Robert Hart’s forest garden

Diagram by Graham Burnett

Most forest gardeners are familiar with Robert Hart and his garden either through his book “Forest Gardening” or the short documentary about the garden on Youtube, both of them teaching the idea of a seven layered forest garden, and the beautiful, productive systems that follow when applied.

I have several times wondered what happened to his garden after his death in March of 2000. Such a horror, and at the same time, joy, when I found this picture collection on Flickr by London Permaculture of Robert’s now abandoned forest garden; the first of the northern forest gardens, an anchor of history, left to dissipate into weeds.

A glimpse of the now abandoned forest garden. Photo by London Permaculture.

I read the note by London Permaculture:

Robert Hart’s original forest garden in Shropshire continues to hold a fascination for a wide number of people. Hart’s description of the garden in his books and confusion over what happened to the garden following his death in March 2000 have both created an aura of mystery which haunts references to the place.

Highwood Hill is currently a private residence with no public access to the site. The forest garden which Hart created appears to have been partly cleared. The remaining elements have been untended and without human intervention have proceeded on a path of natural succession. The shade of the tree cover has led to a diminution in the under storey, although a few fruit bushes are still visible.

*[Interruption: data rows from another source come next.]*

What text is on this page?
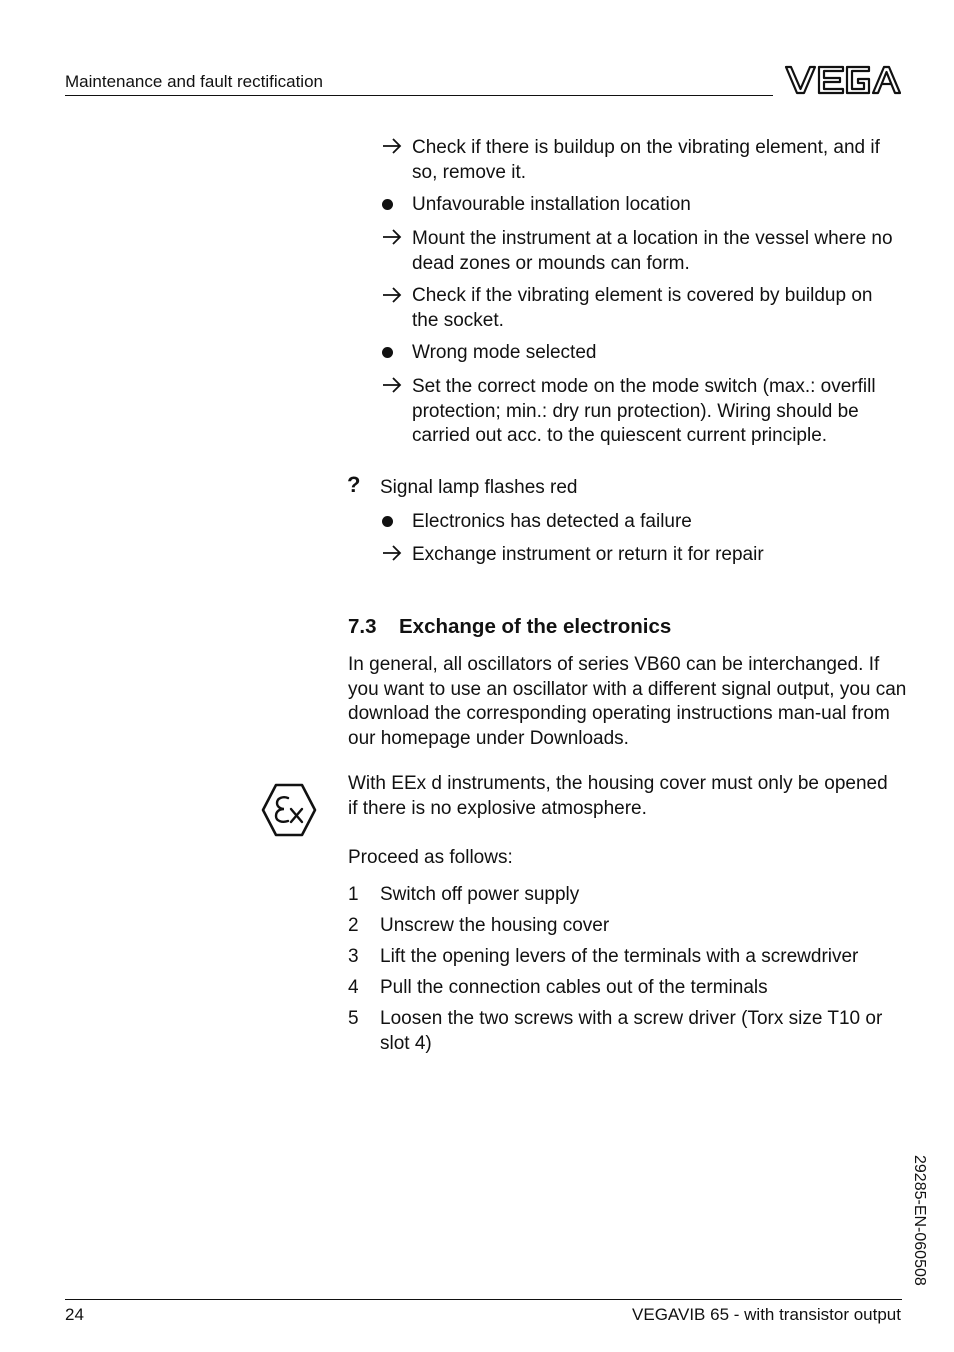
Maintenance and fault rectification
Check if there is buildup on the vibrating element, and if so, remove it.
Unfavourable installation location
Mount the instrument at a location in the vessel where no dead zones or mounds can form.
Check if the vibrating element is covered by buildup on the socket.
Wrong mode selected
Set the correct mode on the mode switch (max.: overfill protection; min.: dry run protection). Wiring should be carried out acc. to the quiescent current principle.
? Signal lamp flashes red
Electronics has detected a failure
Exchange instrument or return it for repair
7.3 Exchange of the electronics
In general, all oscillators of series VB60 can be interchanged. If you want to use an oscillator with a different signal output, you can download the corresponding operating instructions man-ual from our homepage under Downloads.
With EEx d instruments, the housing cover must only be opened if there is no explosive atmosphere.
Proceed as follows:
1 Switch off power supply
2 Unscrew the housing cover
3 Lift the opening levers of the terminals with a screwdriver
4 Pull the connection cables out of the terminals
5 Loosen the two screws with a screw driver (Torx size T10 or slot 4)
29285-EN-060508
24	VEGAVIB 65 - with transistor output
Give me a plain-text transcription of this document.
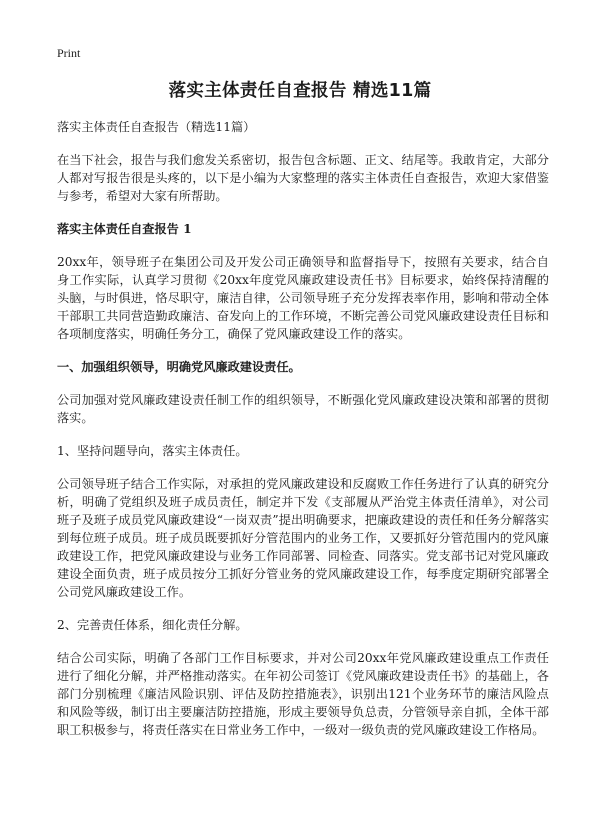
Print
落实主体责任自查报告 精选11篇

落实主体责任自查报告（精选11篇）

在当下社会，报告与我们愈发关系密切，报告包含标题、正文、结尾等。我敢肯定，大部分人都对写报告很是头疼的，以下是小编为大家整理的落实主体责任自查报告，欢迎大家借鉴与参考，希望对大家有所帮助。

落实主体责任自查报告 1

20xx年，领导班子在集团公司及开发公司正确领导和监督指导下，按照有关要求，结合自身工作实际，认真学习贯彻《20xx年度党风廉政建设责任书》目标要求，始终保持清醒的头脑，与时俱进，恪尽职守，廉洁自律，公司领导班子充分发挥表率作用，影响和带动全体干部职工共同营造勤政廉洁、奋发向上的工作环境，不断完善公司党风廉政建设责任目标和各项制度落实，明确任务分工，确保了党风廉政建设工作的落实。

一、加强组织领导，明确党风廉政建设责任。

公司加强对党风廉政建设责任制工作的组织领导，不断强化党风廉政建设决策和部署的贯彻落实。

1、坚持问题导向，落实主体责任。

公司领导班子结合工作实际，对承担的党风廉政建设和反腐败工作任务进行了认真的研究分析，明确了党组织及班子成员责任，制定并下发《支部履从严治党主体责任清单》，对公司班子及班子成员党风廉政建设“一岗双责”提出明确要求，把廉政建设的责任和任务分解落实到每位班子成员。班子成员既要抓好分管范围内的业务工作，又要抓好分管范围内的党风廉政建设工作，把党风廉政建设与业务工作同部署、同检查、同落实。党支部书记对党风廉政建设全面负责，班子成员按分工抓好分管业务的党风廉政建设工作，每季度定期研究部署全公司党风廉政建设工作。

2、完善责任体系，细化责任分解。

结合公司实际，明确了各部门工作目标要求，并对公司20xx年党风廉政建设重点工作责任进行了细化分解，并严格推动落实。在年初公司签订《党风廉政建设责任书》的基础上，各部门分别梳理《廉洁风险识别、评估及防控措施表》，识别出121个业务环节的廉洁风险点和风险等级，制订出主要廉洁防控措施，形成主要领导负总责，分管领导亲自抓，全体干部职工积极参与，将责任落实在日常业务工作中，一级对一级负责的党风廉政建设工作格局。
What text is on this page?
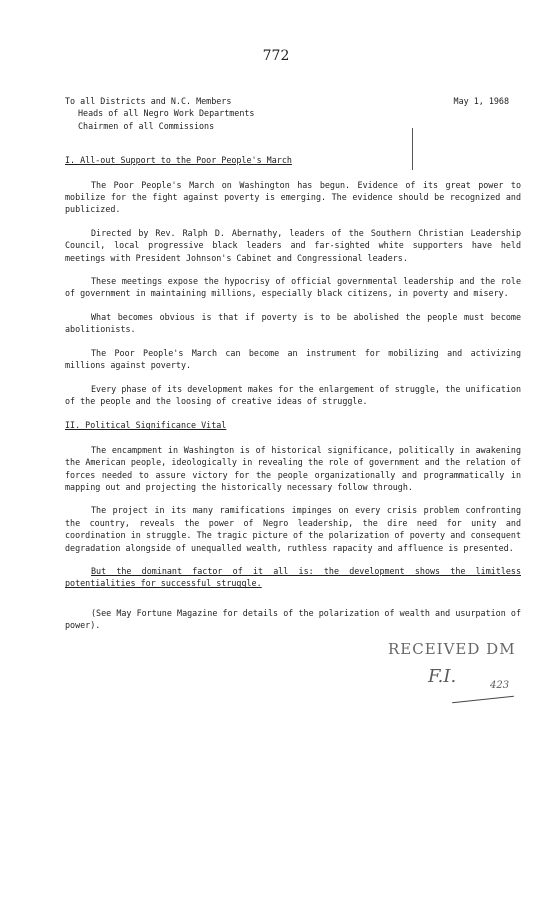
772
To all Districts and N.C. Members
Heads of all Negro Work Departments
Chairmen of all Commissions
May 1, 1968
I. All-out Support to the Poor People's March

The Poor People's March on Washington has begun. Evidence of its great power to mobilize for the fight against poverty is emerging. The evidence should be recognized and publicized.

Directed by Rev. Ralph D. Abernathy, leaders of the Southern Christian Leadership Council, local progressive black leaders and far-sighted white supporters have held meetings with President Johnson's Cabinet and Congressional leaders.

These meetings expose the hypocrisy of official governmental leadership and the role of government in maintaining millions, especially black citizens, in poverty and misery.

What becomes obvious is that if poverty is to be abolished the people must become abolitionists.

The Poor People's March can become an instrument for mobilizing and activizing millions against poverty.

Every phase of its development makes for the enlargement of struggle, the unification of the people and the loosing of creative ideas of struggle.

II. Political Significance Vital

The encampment in Washington is of historical significance, politically in awakening the American people, ideologically in revealing the role of government and the relation of forces needed to assure victory for the people organizationally and programmatically in mapping out and projecting the historically necessary follow through.

The project in its many ramifications impinges on every crisis problem confronting the country, reveals the power of Negro leadership, the dire need for unity and coordination in struggle. The tragic picture of the polarization of poverty and consequent degradation alongside of unequalled wealth, ruthless rapacity and affluence is presented.

But the dominant factor of it all is: the development shows the limitless potentialities for successful struggle.

(See May Fortune Magazine for details of the polarization of wealth and usurpation of power).

RECEIVED DM
F.I.	423
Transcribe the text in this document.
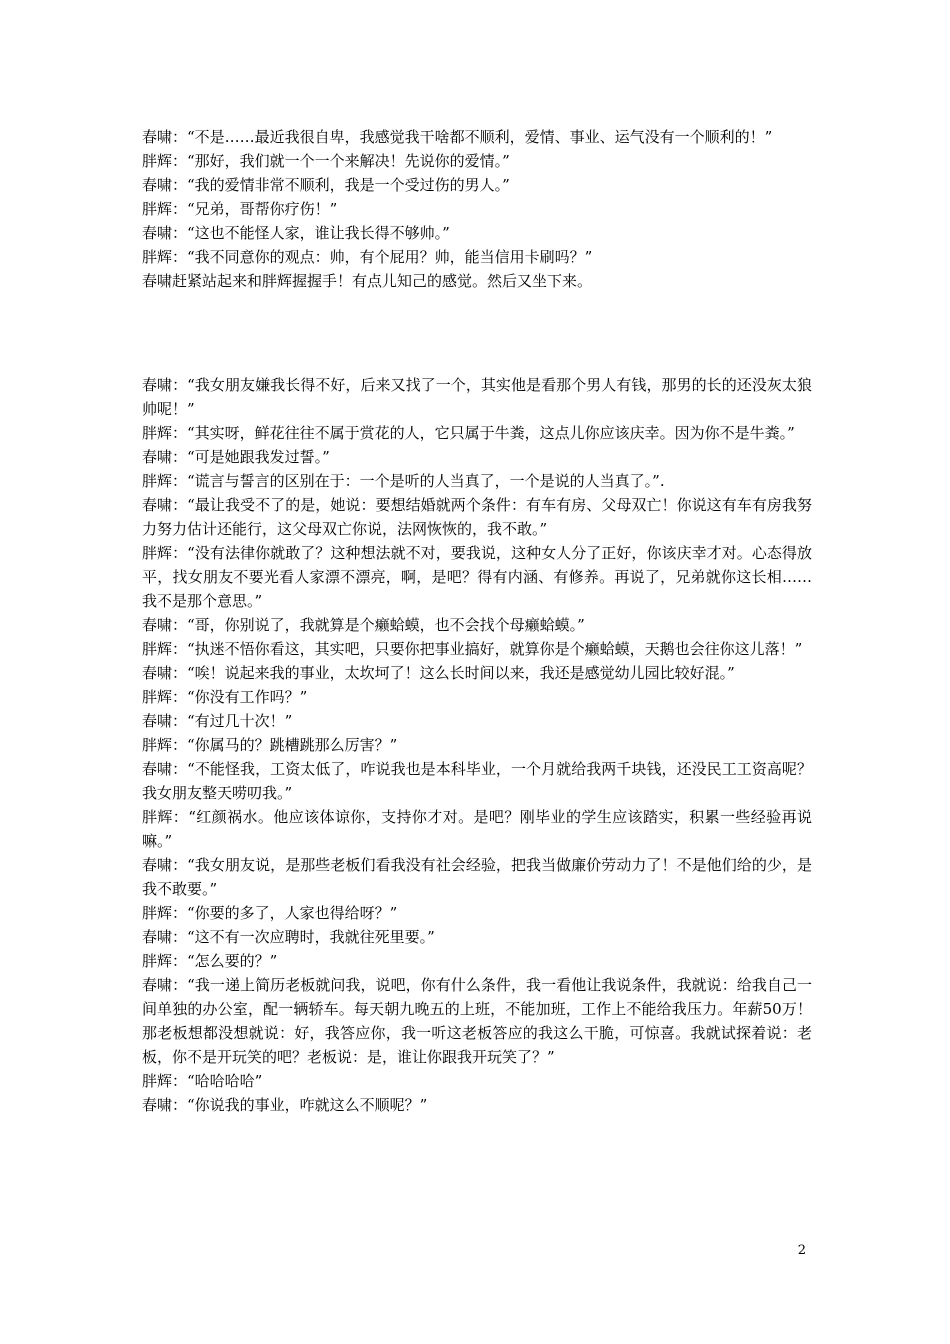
春啸：“不是……最近我很自卑，我感觉我干啥都不顺利，爱情、事业、运气没有一个顺利的！”

胖辉：“那好，我们就一个一个来解决！先说你的爱情。”

春啸：“我的爱情非常不顺利，我是一个受过伤的男人。”

胖辉：“兄弟，哥帮你疗伤！”

春啸：“这也不能怪人家，谁让我长得不够帅。”

胖辉：“我不同意你的观点：帅，有个屁用？帅，能当信用卡刷吗？”

春啸赶紧站起来和胖辉握握手！有点儿知己的感觉。然后又坐下来。

春啸：“我女朋友嫌我长得不好，后来又找了一个，其实他是看那个男人有钱，那男的长的还没灰太狼帅呢！”

胖辉：“其实呀，鲜花往往不属于赏花的人，它只属于牛粪，这点儿你应该庆幸。因为你不是牛粪。”

春啸：“可是她跟我发过誓。”

胖辉：“谎言与誓言的区别在于：一个是听的人当真了，一个是说的人当真了。”.

春啸：“最让我受不了的是，她说：要想结婚就两个条件：有车有房、父母双亡！你说这有车有房我努力努力估计还能行，这父母双亡你说，法网恢恢的，我不敢。”

胖辉：“没有法律你就敢了？这种想法就不对，要我说，这种女人分了正好，你该庆幸才对。心态得放平，找女朋友不要光看人家漂不漂亮，啊，是吧？得有内涵、有修养。再说了，兄弟就你这长相……我不是那个意思。”

春啸：“哥，你别说了，我就算是个癞蛤蟆，也不会找个母癞蛤蟆。”

胖辉：“执迷不悟你看这，其实吧，只要你把事业搞好，就算你是个癞蛤蟆，天鹅也会往你这儿落！”

春啸：“唉！说起来我的事业，太坎坷了！这么长时间以来，我还是感觉幼儿园比较好混。”

胖辉：“你没有工作吗？”

春啸：“有过几十次！”

胖辉：“你属马的？跳槽跳那么厉害？”

春啸：“不能怪我，工资太低了，咋说我也是本科毕业，一个月就给我两千块钱，还没民工工资高呢？我女朋友整天唠叨我。”

胖辉：“红颜祸水。他应该体谅你，支持你才对。是吧？刚毕业的学生应该踏实，积累一些经验再说嘛。”

春啸：“我女朋友说，是那些老板们看我没有社会经验，把我当做廉价劳动力了！不是他们给的少，是我不敢要。”

胖辉：“你要的多了，人家也得给呀？”

春啸：“这不有一次应聘时，我就往死里要。”

胖辉：“怎么要的？”

春啸：“我一递上简历老板就问我，说吧，你有什么条件，我一看他让我说条件，我就说：给我自己一间单独的办公室，配一辆轿车。每天朝九晚五的上班，不能加班，工作上不能给我压力。年薪50万！那老板想都没想就说：好，我答应你，我一听这老板答应的我这么干脆，可惊喜。我就试探着说：老板，你不是开玩笑的吧？老板说：是，谁让你跟我开玩笑了？”

胖辉：“哈哈哈哈”

春啸：“你说我的事业，咋就这么不顺呢？”

2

Robert Hart’s garden survives in his books and in the gardens that others have started around the world under his inspiration – it is not here.

Agast at “Partly cleared”, I rack my brain for how this haven could be saved. I think  ‘Why hasn’t someone bought the site and payed it off, offering tours, propagating plants? Anything?’.

Comfrey still plugging along. Picture by London Permaculture.

I must relent. It is nature’s way, and I don’t think this scenario could be any better. What could a forest gardener want more than for their organism they’ve tended and partnered with for years to thrive on its own, then taking its natural course back to the nature that it came from? Just seeing the trees are still there, especially that the Comfrey’s plugging along, really shows how independent the forest is.

Mortal Tree –and any other food forest, I sincerely hope stay productive for centuries after the forces that brought them together are gone. It will be the ultimate test for our designs. Robert’s garden I think is exceptional though. It has inspired and hence given life to so many forest gardens, including my own. Letting it disperse and rise to the realm of ideas is how it will best spark independent, unique ideas that are best adapted to our sites.

I have the same idea for Mortal Tree. It is a remnant of the garden I’ve heard once grew in my yard –a long time ago. As it decays I see it as physical nutrients for the garden, but also as an idea, a memory, of a place where the earth isn’t dead, but living, healed, and healing everything that comes into its embrace. The old form has to taste complete death before it can take new form though. Such is the meaning of decay, an end becoming a beginning to bring new life in a new form.

Thoughts like this really make me want to get back out into the food forest. Join me?


  1. Interesting article. Thank you. Shouldn’t a forest garden be full-proofed against the ravished of time and nature? Or at least primarily so? It does seem that the faster more ‘greedy’ plants take over and animal life eat the majority of what is above average nutritional-wise. Also, it is my view, a forest garden should be profitable, otherwise humans will always alter it in the future such that it reaps the greatest income.


    1. I agree completely, Robin. There needs to be some sort of natural capital from a forest garden or it’s not much of garden, and or an underutilized forest at best. I deal with clients that have varied definitions though: some just want beauty, some want food and personal sustenance, some do indeed want harvests that are viable for markets off-site. The aim makes an enormous difference in design. Across the board, my clients all want low maintenance, and permanence. Again, I think this fits well into your definition of profitable, since labor is of course a loss to the profitability of a site. Thanks for sharing your thoughts.


  2. I was poking around the Internet (Googling diligently) trying to find if Robert Hart’s woodland garden could be visited, and to know how it is doing. I was very glad to find this page and the link to London Permaculture’s photos! Thank you!

    I’m sad to read “The shade of the tree cover has led to a diminution in the understorey, although a few fruit bushes are still visible.” Isn’t there a way to design a forest garden so that it endures even after we die?

    Liked by 1 person

    1. Glad to shed some light on the subject for you.

      An interesting question: How do we design food forests to endure in our long abscence?

      The main development in Hart’s garden was upper storey trees shading out lower storey herbaceous plants. I have seen some naturally occuring patches of forest where vines grew up, shaded and killed off branches of tall upper storey trees. Some new branches would spurt out before a vine would wrap around. Because the upper storey was kept in check there was a very active lower storey, with some activity from the higher storeys.

      Not the perfect system, but one option to consider.